Она была не в себе, и я выключил радио. Не знаю, радиопередача ли спровоцировала у нее помрачение рассудка, или, наоборот, в этой реакции проявлялась болезнь, но страх был здесь главным детонатором взрыва. И впоследствии в своей догадке я оттолкнулся от этого случая. Действительно, фамилии, которые тогда назывались по радио, страна почитала более двух десятков лет – с тех пор, как Сталин уничтожил ближайших сподвижников Ленина и подобрал вместо них нужных себе приверженцев. То были вожди, жрецы, герои, как они вдолбились в сознание миллионов людей своими вездесущими портретами, речами, ежедневным упоминанием в газетах и по радио, даже постоянным присутствием в быту, ибо их имена повсеместно носили заводы, улицы, города, колхозы, клубы… И вот эти «верные соратники» подвергались публичному бичеванию. Клеймили их, выступивших против Хрущева, как «антипартийную группу», и тем самым народу указывалось, что партию ныне олицетворяет Никита Сергеевич Хрущев. А чтобы окончательно дискредитировать его противников, вскрывали их причастность к массовым репрессиям в «период культа личности», хотя к этому же был причастен и Хрущев. Но мать не вникала в хитросплетения борьбы за власть. Она боялась самих гневных кампаний, которые при этой большевистской власти всегда предшествовали массовым репрессиям. Боялась всяких изменений, ибо они грозили новой, неизвестной и еще большей опасностью. Таков был ее многолетний опыт. На ее глазах полоса за полосой, прокос за прокосом проводились репрессии: людей преследовали то по классовому признаку – от бывших дворян до крестьян, объявленных «кулаками»; то по признаку профессиональному – от дореволюционных инженеров и прочих «спецов» до советских железнодорожников, шахтеров, военных и иных «отраслевиков», в среде которых вскрывались гнезда «врагов народа»; то по партийной принадлежности – от членов всех небольшевистских партий, существовавших при проклятом царизме, до самих большевиков, сначала троцкистов, потом зиновьевцев-каменевцев, разоблачавших вместе со Сталиным троцкистов, затем бухаринцев-рыковцев, выступавших вместе со Сталиным против зиновьевцев-каменевцев… Всеохватный заряд насилия, ненависти, энтузиазма, порожденный большевиками в октябре 1917 года, продолжал электризовать целый народ. Воистину, выходило по-ленински: строящийся у нас коммунизм был советская власть плюс электризация всей страны…
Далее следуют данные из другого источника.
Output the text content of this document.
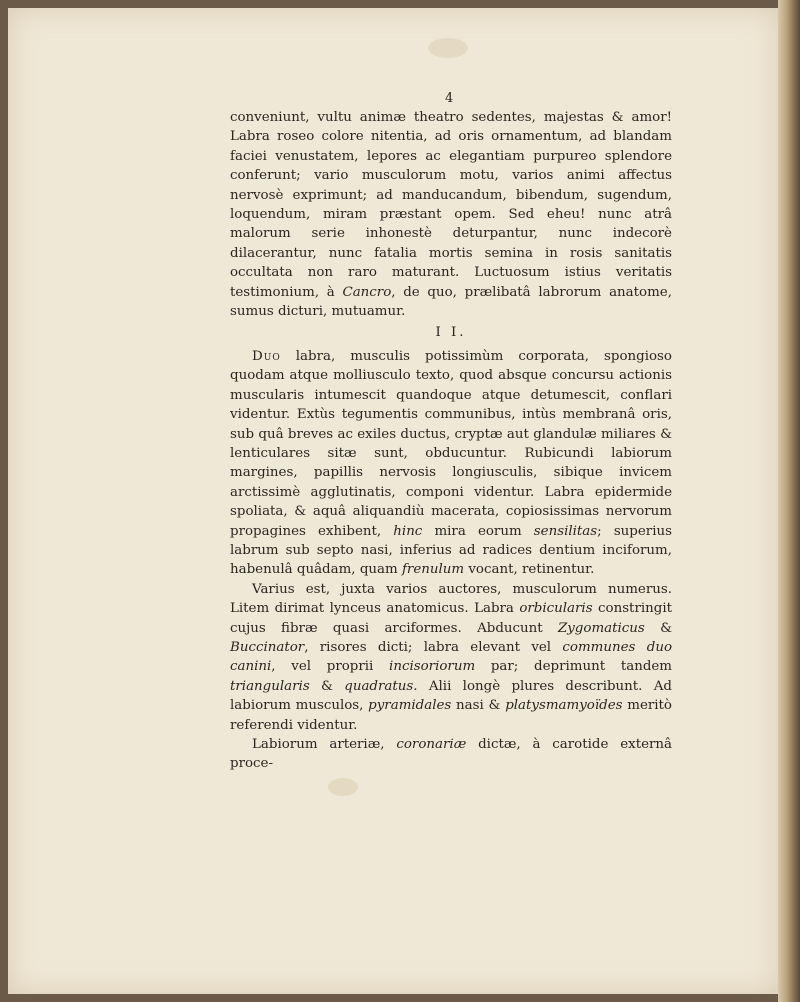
4

conveniunt, vultu animæ theatro sedentes, majestas & amor! Labra roseo colore nitentia, ad oris ornamentum, ad blandam faciei venustatem, lepores ac elegantiam purpureo splendore conferunt; vario musculorum motu, varios animi affectus nervosè exprimunt; ad manducandum, bibendum, sugendum, loquendum, miram præstant opem. Sed eheu! nunc atrâ malorum serie inhonestè deturpantur, nunc indecorè dilacerantur, nunc fatalia mortis semina in rosis sanitatis occultata non raro maturant. Luctuosum istius veritatis testimonium, à Cancro, de quo, prælibatâ labrorum anatome, sumus dicturi, mutuamur.

I I.

Duo labra, musculis potissimùm corporata, spongioso quodam atque molliusculo texto, quod absque concursu actionis muscularis intumescit quandoque atque detumescit, conflari videntur. Extùs tegumentis communibus, intùs membranâ oris, sub quâ breves ac exiles ductus, cryptæ aut glandulæ miliares & lenticulares sitæ sunt, obducuntur. Rubicundi labiorum margines, papillis nervosis longiusculis, sibique invicem arctissimè agglutinatis, componi videntur. Labra epidermide spoliata, & aquâ aliquandiù macerata, copiosissimas nervorum propagines exhibent, hinc mira eorum sensilitas; superius labrum sub septo nasi, inferius ad radices dentium inciforum, habenulâ quâdam, quam frenulum vocant, retinentur.

Varius est, juxta varios auctores, musculorum numerus. Litem dirimat lynceus anatomicus. Labra orbicularis constringit cujus fibræ quasi arciformes. Abducunt Zygomaticus & Buccinator, risores dicti; labra elevant vel communes duo canini, vel proprii incisoriorum par; deprimunt tandem triangularis & quadratus. Alii longè plures describunt. Ad labiorum musculos, pyramidales nasi & platysmamyoïdes meritò referendi videntur.

Labiorum arteriæ, coronariæ dictæ, à carotide externâ proce-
А мать боялась за свою семью, за свой дом, пусть и в коммунальной советской квартире. Она боялась за отца, который не мог жить без шуток и острот, иронически относился к догмам, официальному ханжеству, славословию и одержимости, хранил в домашней библиотеке давно запрещенные и изъятые из обращения книги и книги с дарственными надписями своих арестованных друзей, находившихся в лагерях заключенных. Она боялась за меня, десятилетнего мальчика, в тот момент, когда репрессии достигали своего пика. Она боялась долгие годы. Все годы провозглашенной «диктатуры пролетариата» – поскольку ни она, ни отец не были «пролетарского происхождения». Но повседневные заботы, продолжающаяся жизнь, человеческое достоинство и, конечно, вера в идеалы Свободы, Равенства и Братства держали ее непрестанный страх, как и у многих других людей, в глубине души.

Теперь этот страх вошел в механизм ее болезни, вырвался из-под спуда. И, еще не понимая глубинные причины такого ее состояния, я сидел рядом с нею, моей мамой, в больнице, объятый нашим несчастьем.